It’s hard to cope with self-isolating, especially if you are suffering from Mental Health issues but we are all here, so what are the positives of self-isolating?
Sharing a daily walk as a family
Personally, I’ve been walking every evening with my family for an hour. It’s our exercise (as well as Joe Wicks in the morning) and it’s been a great bonding exercise. No phones on the walk and we actually talk as a family, plus you are actually exercising. When you visit many other countries you notice how families go out for a walk every evening, spending time together, talking to each other. It’s great to see families engaging and not constantly staring at a screen.
A change in Attitude
It’s so important to think positively and make the most of this unscheduled time together. Once you get over the practicalities of not leaving the house, a week down the line everything feels ok, the world hasn’t stopped turning and as a family, we’ve found ourselves in a happy place and enjoying a slower pace of life, embracing the slowness.

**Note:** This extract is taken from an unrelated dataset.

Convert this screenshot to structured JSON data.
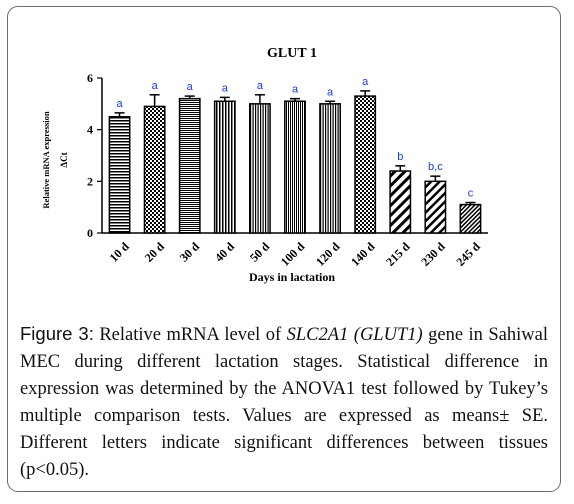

Self-isolation is a massive change in lifestyle, and we all need to be aware that for some people, self-isolation is a time of extreme anxiety and loneliness. But for most families, they have jumped from leading an extremely busy life - juggling life, working, school or nursery and regularly catching up with friends and family – to suddenly, no rushing around and being able to spend time on everything we do. At first, having nowhere to be and no one to see felt weird but as we all are settling, could it be, that this is actually a liberating time, we can all feel a bit freer and just take each day as it comes, no plans.
From Indoors to Outdoors
The outdoors is still there to be enjoyed, in moderation. And if you are lucky enough to have a garden, then you can just sit in the garden and listen to the birds and watch nature. How often do we have time to just sit and be? And while you’re in the garden why not get more involved in actually gardening. Embrace gardening, it doesn’t have to be the preserve of the retired. Gardening can be enormously therapeutic for some people and the best thing is that you get to directly benefit from the results of your hard work. You can tie your newfound love of gardening with the modern age and post pictures of your garden handiwork online.

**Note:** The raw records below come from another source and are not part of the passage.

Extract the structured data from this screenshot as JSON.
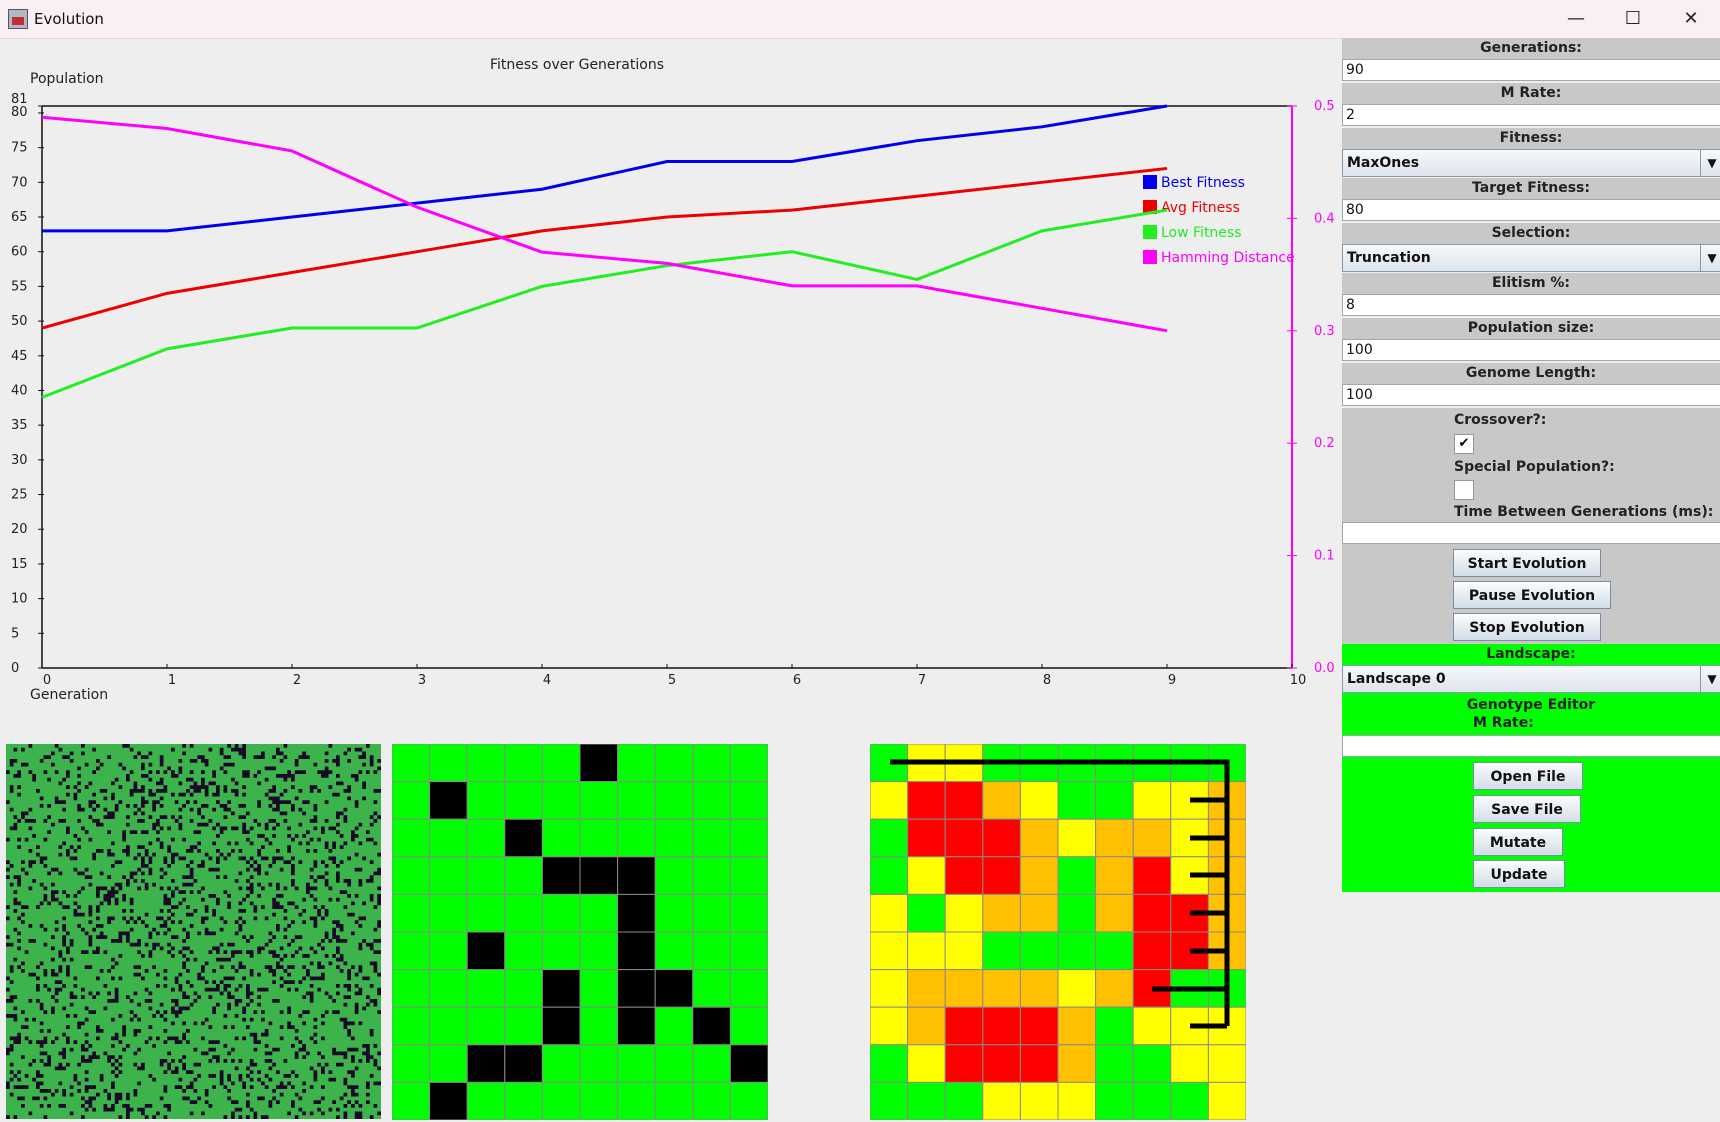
{
  "window": {
    "title": "Evolution",
    "minimize": "—",
    "maximize": "☐",
    "close": "✕"
  },
  "chart_data": {
    "type": "line",
    "title": "Fitness over Generations",
    "ylabel": "Population",
    "xlabel": "Generation",
    "x": [
      0,
      1,
      2,
      3,
      4,
      5,
      6,
      7,
      8,
      9
    ],
    "xlim": [
      0,
      10
    ],
    "xticks": [
      "0",
      "1",
      "2",
      "3",
      "4",
      "5",
      "6",
      "7",
      "8",
      "9",
      "10"
    ],
    "ylim": [
      0,
      81
    ],
    "yticks": [
      "0",
      "5",
      "10",
      "15",
      "20",
      "25",
      "30",
      "35",
      "40",
      "45",
      "50",
      "55",
      "60",
      "65",
      "70",
      "75",
      "80",
      "81"
    ],
    "y2lim": [
      0,
      0.5
    ],
    "y2ticks": [
      "0.0",
      "0.1",
      "0.2",
      "0.3",
      "0.4",
      "0.5"
    ],
    "legend_position": "top-right",
    "series": [
      {
        "name": "Best Fitness",
        "color": "#0000ee",
        "axis": "left",
        "values": [
          63,
          63,
          65,
          67,
          69,
          73,
          73,
          76,
          78,
          81
        ]
      },
      {
        "name": "Avg Fitness",
        "color": "#ee0000",
        "axis": "left",
        "values": [
          49,
          54,
          57,
          60,
          63,
          65,
          66,
          68,
          70,
          72
        ]
      },
      {
        "name": "Low Fitness",
        "color": "#22ee22",
        "axis": "left",
        "values": [
          39,
          46,
          49,
          49,
          55,
          58,
          60,
          56,
          63,
          66
        ]
      },
      {
        "name": "Hamming Distance",
        "color": "#ff00ff",
        "axis": "right",
        "values": [
          0.49,
          0.48,
          0.46,
          0.41,
          0.37,
          0.36,
          0.34,
          0.34,
          0.32,
          0.3
        ]
      }
    ]
  },
  "genome_grid": {
    "rows": 10,
    "cols": 10,
    "cells": [
      "0000010000",
      "0100000000",
      "0001000000",
      "0000111000",
      "0000001000",
      "0010001000",
      "0000101100",
      "0000101010",
      "0011000001",
      "0100000000"
    ]
  },
  "landscape_grid": {
    "rows": 10,
    "cols": 10,
    "cells": [
      "GYYGGGGGGG",
      "YRROYGGYYO",
      "GRRROYOOYO",
      "GYRROGORYO",
      "YGYOOGORRO",
      "YYYGGGGRRO",
      "YOOOOYORGG",
      "YORRROGYYY",
      "GYRRROGGYY",
      "GGGYYYGGGY"
    ]
  },
  "colors": {
    "green": "#00ff00",
    "yellow": "#ffff00",
    "orange": "#ffc000",
    "red": "#ff0000",
    "black": "#000000"
  },
  "sidebar": {
    "generations_label": "Generations:",
    "generations_value": "90",
    "mrate_label": "M Rate:",
    "mrate_value": "2",
    "fitness_label": "Fitness:",
    "fitness_value": "MaxOnes",
    "target_label": "Target Fitness:",
    "target_value": "80",
    "selection_label": "Selection:",
    "selection_value": "Truncation",
    "elitism_label": "Elitism %:",
    "elitism_value": "8",
    "popsize_label": "Population size:",
    "popsize_value": "100",
    "genome_label": "Genome Length:",
    "genome_value": "100",
    "crossover_label": "Crossover?:",
    "crossover_checked": "✔",
    "special_label": "Special Population?:",
    "time_label": "Time Between Generations (ms):",
    "time_value": "",
    "start_label": "Start Evolution",
    "pause_label": "Pause Evolution",
    "stop_label": "Stop Evolution",
    "landscape_label": "Landscape:",
    "landscape_value": "Landscape 0",
    "editor_label": "Genotype Editor",
    "editor_mrate_label": "M Rate:",
    "editor_mrate_value": "",
    "open_label": "Open File",
    "save_label": "Save File",
    "mutate_label": "Mutate",
    "update_label": "Update",
    "dropdown_arrow": "▼"
  }
}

Children can find it tough to keep up on walks, they do have smaller legs after all. But try to make walks an adventure, engage them in walking and most importantly, make it fun. Invent treasure trails and hide sweets on the walk, sugar free of course.
Try to spot birds and wildlife and appreciate nature. There is something magical about spending time in nature with your family
Enjoying daily chores
I will be really honest here, I hate cooking. I find it so boring. It’s so tricky, half of the family are vegetarian and half are meat eaters, so invariably it’s hard to cook one meal and cover all of the bases. However one bonus of the enforced lockdown is preparing cooking meals from scratch with the extra time we all have. It’s a joy not to have to rush to get dinner ready once you’ve got home from a busy day at work. There is time to try out new foods, experiment a bit in the kitchen.
Other things to try are those annoying DIY jobs that have been hanging around. If you have the tools at home then why not take this opportunity to finish off those jobs. Think about that dining room table that you’ve been trying to sand and paint/Varnish for months. Well now here’s your chance, you’ve got bags of time on your hands so why not give it a try. Get the kids involved, get the family involved and create a family memory from this whole crisis.
The unexpected benefits of slow living?
We all spend our lives living at one hundred miles per hour. Our weekends are packed, our weeks are packed and when do we actually stop and look around. To quote Ferries Bueller ‘Life moves pretty fast, if you don’t stop and look around once in a while, you could miss it’. Slow living is about appreciating the simple pleasures in life: sitting in the garden and enjoying the warmth of the sun on your face; telling stories to your children and laughing together.
Our family have found that we are all sleeping much better. It’s easier to get to sleep and everyone is sleeping so much better. The pressures and stresses of daily life aren’t whizzing around in our brains.
Another added benefit is a general improvement in our family relationships. Being in self-isolation means we now have the time to talk to each other about things instead of our chats being so rushed.
The key to managing anxiety about the current situation is to focus on the things you can control and the positives. You can’t control the news or the spread of Coronavirus, you can only follow advice from the Government, you can’t influence it so try not to let any of the news increase your anxiety. More importantly try to minimise your exposure to Social Media. Most of the information on Facebook isn’t credible so try to read it with a pinch of salt. Yes, there will be moments when you’re fed up with constantly being stuck indoors, the children fighting, etc. You miss your freedom, long for postponed trips, dinners and drinks with friends but, for now, all we can do is focus on the present and enjoy the little victories.